Of the 449 Get Real Get Maine registered farms, 263 met these criteria and wanted to be identified on the map.

“I think a lot of farmers see the value in [agritourism] and allowing other people to take a piece of their farm home with them,” Macaluso said.

In 2015, over 33 million people visited the state, according to the Maine Office of Tourism. With visitors having an increased interest in being connected with local food, DACF spokesman John Bott said, the map will help connect them with this local agriculture and Maine’s farming traditions.

Farms and agribusinesses are marked on the map with icons that indicate them as a farm stand, a greenhouse, a maple operation, a farm bed and breakfast, a pick-your-own-produce farm or orchard, a Christmas tree farm, a vineyard or winery, as well as a farm that offers activities such as hayrides or cornfield mazes.
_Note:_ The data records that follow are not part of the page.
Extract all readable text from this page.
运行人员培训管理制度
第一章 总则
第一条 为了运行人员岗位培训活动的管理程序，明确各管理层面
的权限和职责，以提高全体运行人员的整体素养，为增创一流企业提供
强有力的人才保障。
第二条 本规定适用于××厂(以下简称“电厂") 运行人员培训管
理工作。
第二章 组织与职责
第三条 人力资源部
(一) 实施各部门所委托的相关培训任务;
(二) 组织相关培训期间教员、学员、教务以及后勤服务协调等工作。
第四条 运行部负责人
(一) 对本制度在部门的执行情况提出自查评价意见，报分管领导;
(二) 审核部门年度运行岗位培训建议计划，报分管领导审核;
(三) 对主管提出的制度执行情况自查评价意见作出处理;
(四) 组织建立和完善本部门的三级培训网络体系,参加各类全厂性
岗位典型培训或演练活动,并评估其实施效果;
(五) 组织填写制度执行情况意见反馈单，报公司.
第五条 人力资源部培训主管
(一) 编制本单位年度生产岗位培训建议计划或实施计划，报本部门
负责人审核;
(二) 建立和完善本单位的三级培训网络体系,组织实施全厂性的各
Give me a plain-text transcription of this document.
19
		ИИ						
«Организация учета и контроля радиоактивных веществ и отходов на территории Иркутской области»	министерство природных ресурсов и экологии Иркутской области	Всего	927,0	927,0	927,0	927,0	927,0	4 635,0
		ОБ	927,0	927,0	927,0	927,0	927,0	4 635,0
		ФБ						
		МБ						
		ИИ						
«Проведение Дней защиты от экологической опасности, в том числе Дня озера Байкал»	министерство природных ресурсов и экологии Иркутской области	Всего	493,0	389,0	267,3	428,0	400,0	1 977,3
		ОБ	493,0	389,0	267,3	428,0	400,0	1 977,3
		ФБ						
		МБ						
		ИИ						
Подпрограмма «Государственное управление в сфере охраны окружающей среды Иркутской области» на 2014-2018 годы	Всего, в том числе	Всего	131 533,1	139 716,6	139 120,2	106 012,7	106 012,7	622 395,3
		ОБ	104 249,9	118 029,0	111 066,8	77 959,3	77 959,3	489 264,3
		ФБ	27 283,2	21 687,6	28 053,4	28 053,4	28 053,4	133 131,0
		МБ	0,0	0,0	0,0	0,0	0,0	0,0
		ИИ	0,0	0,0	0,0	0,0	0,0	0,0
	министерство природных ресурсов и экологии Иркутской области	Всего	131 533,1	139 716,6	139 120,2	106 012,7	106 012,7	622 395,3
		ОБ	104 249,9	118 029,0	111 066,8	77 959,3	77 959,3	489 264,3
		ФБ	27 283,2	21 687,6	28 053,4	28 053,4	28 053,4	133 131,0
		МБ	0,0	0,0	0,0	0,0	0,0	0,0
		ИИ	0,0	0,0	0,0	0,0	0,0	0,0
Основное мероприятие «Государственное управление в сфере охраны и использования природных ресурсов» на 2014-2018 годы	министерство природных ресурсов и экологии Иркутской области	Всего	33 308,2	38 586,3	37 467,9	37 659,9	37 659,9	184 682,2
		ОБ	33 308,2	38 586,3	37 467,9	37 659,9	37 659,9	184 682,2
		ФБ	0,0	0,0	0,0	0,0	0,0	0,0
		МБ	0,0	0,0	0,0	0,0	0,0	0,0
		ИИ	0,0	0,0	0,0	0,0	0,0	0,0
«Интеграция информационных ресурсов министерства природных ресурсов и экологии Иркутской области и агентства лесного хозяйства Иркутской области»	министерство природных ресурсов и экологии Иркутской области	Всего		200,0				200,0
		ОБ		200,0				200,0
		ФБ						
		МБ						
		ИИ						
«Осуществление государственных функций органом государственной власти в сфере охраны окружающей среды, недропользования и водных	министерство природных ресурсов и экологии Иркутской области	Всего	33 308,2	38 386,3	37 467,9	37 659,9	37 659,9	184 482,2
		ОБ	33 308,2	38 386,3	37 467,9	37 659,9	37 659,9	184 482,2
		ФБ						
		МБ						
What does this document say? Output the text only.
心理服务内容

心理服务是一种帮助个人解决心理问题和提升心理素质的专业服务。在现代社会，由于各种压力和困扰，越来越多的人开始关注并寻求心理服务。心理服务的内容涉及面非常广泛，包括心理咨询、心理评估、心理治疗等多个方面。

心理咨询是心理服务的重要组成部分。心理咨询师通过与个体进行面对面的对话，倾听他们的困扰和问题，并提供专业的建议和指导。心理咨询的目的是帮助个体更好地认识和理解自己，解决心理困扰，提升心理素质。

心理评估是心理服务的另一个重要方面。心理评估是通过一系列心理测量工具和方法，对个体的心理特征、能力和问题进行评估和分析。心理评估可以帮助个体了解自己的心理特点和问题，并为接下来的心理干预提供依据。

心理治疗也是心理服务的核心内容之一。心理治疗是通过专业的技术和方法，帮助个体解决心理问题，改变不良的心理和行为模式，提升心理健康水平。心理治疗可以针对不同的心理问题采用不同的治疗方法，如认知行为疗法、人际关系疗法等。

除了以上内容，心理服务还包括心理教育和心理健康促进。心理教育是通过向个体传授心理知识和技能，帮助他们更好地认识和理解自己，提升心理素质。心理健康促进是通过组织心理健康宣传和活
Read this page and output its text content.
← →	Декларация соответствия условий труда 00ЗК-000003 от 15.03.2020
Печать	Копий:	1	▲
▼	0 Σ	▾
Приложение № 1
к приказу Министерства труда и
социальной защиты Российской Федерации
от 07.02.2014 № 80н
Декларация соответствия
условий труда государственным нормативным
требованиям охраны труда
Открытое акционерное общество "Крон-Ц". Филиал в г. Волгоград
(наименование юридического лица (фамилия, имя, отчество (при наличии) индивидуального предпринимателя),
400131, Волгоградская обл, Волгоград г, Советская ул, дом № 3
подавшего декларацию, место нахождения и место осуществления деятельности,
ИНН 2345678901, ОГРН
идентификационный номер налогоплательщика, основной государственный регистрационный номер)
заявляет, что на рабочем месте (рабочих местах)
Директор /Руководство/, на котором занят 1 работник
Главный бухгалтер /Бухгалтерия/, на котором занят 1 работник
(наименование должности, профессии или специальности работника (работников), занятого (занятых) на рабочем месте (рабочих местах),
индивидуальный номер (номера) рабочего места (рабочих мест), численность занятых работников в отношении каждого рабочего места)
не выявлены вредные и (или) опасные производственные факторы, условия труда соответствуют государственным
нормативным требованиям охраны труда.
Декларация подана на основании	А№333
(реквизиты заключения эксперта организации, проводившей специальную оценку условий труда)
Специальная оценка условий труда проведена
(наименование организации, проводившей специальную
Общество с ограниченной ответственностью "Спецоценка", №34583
While Welch Farm added their agritourism offerings nearly a century after their farm began, for Treworgy Family Orchards in Levant, agritourism was always a part of their business model since Gary Treworgy started the apple orchard in the mid-1980s.

The family-run orchard offers a host of farm activities including pick-your-own apples and pumpkins, hayrides and wagon rides, a corn maze, a country store and cafe, along with an array of livestock for viewing. Agricultural director and marketing manager Matt Pellerin, who is the son-in-law of Gary and Patty Treworgy, said that by offering such an array of farm opportunities for customers they’re able to connect them with Maine’s agriculture traditions.

“For the farmer, one thing is [agritourism] kind of makes our farms a community hub,” Pellerin said. “Especially in the Northeast, we all have a connection to a farming heritage in some way … So when there is an authentic way for people to have a good time with their family while connecting with their farming heritage, it’s great.”

Since Hanscom began offering fresh-packed blueberries for purchase at the farm, as well as the farm tours about six years ago, not only have visitors found a love for the history of her family’s farm and the blueberry industry as a whole, but she’s found a love for sharing that history as well.

Tours of the farm are offered throughout the summer, and increase during blueberry season in late July and August. Hanscom said the tours have brought hundreds of people to their farm, but given their remote location, she’s hopeful that the new agritourism map will make more people aware of her family’s farm.

“People have to kind of go down a backroad to get to use, we’re definitely one of those hidden gems,” Hanscom said. “I think this map, when you give it to people, they’ll be able to find a lot of these unique farms.”

Hanscom herself said that the map has brought new farms that she didn’t know existed to her attention. Macaluso said this was a goal of the map, to also serve as a resource for those who live in Maine, not just visitors. By compiling the farm location and a description of their offerings, DACF hopes that the map will give Mainers a better idea of what is locally offered near them.

Also included on the map, to further incorporate agriculture into tourists’ plans, are state parks and a listing of the state’s agricultural fairs, as well as a list of produce that is in season during different times of year.

“[The agritourism map] will expand the opportunities for visitors to come and see new things and maybe move a little more inland,” Macaluso said. “It’s going to help people, once they get here, find new opportunities to explore Maine on the way to their final destination.”

The map was distributed at the Maine Agricultural Trades Show this month, and will be made available at travel stops and tourism centers across the state in coming months. DACF also hopes to have an online version of the map available on its website by late spring.

“Millions of people come to Maine as a tourist destination,” Pellerin said. “Not only do we offer amazing coastal towns and beaches and views, but we have something very special to offer with our farmers as well.”